Army beat Wake that year, 21-13, rallying for two fourth-quarter TDs, but the Elko/Lea defense held Army to 238 yards on 64 carries (3.7), well below the season averages of 339.5 and 5.6.
Folston back in the running
Running back Tarean Folston this week became the fifth former Irish player to sign with the upstart professional league Alliance of American Football.
Folston, who last played for ND in 2016 and went undrafted the following spring, will be on the Atlanta Legends roster.
The other ex-ND players who are set to play in the eight-team league, that begins play in February, are linebacker Nyles Morgan (Arizona Hotshots), wide receiver Amir Carlisle (Birmingham Iron), cornerback Cody Riggs (Orlando Apollos) and punter Ben Turk (Orlando Apollos).

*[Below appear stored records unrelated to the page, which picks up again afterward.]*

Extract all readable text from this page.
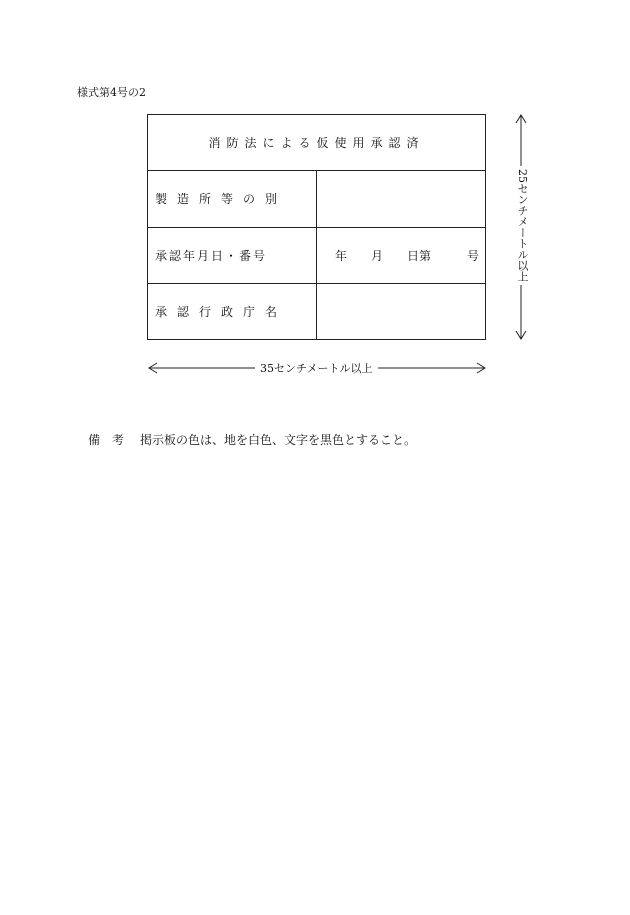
様式第4号の2
消防法による仮使用承認済	
製造所等の別	
承認年月日・番号	年　　月　　日第　　　号
承認行政庁名	
35センチメートル以上
25センチメートル以上
備考 掲示板の色は、地を白色、文字を黒色とすること。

Kelly said the same fire that always burned inside him on game day is still there.
It’s just that it may not be quite as apparent to everyone else these days.
“I just think our team responds better if I’m able to interact with them, be there, lead them,” he said. “If I’m confident, I’m in a good position for them (and) they feed off of that. Just maturing and being a better football coach.”
When asked if that was a difficult process, Kelly responded, “Notre Dame is unique. I think my realization is more where you’re always on TV, more so than my emotions.
“You could still be an emotional coach. You can still have a fiery side to you. It’s just at Notre Dame it’s a lot more difficult to do it, because there’s a camera on you the whole time.
“I had to make a conscious decision that if I was at a different place, I could still have that and still lead, but you can’t do it here, because it’s not good.”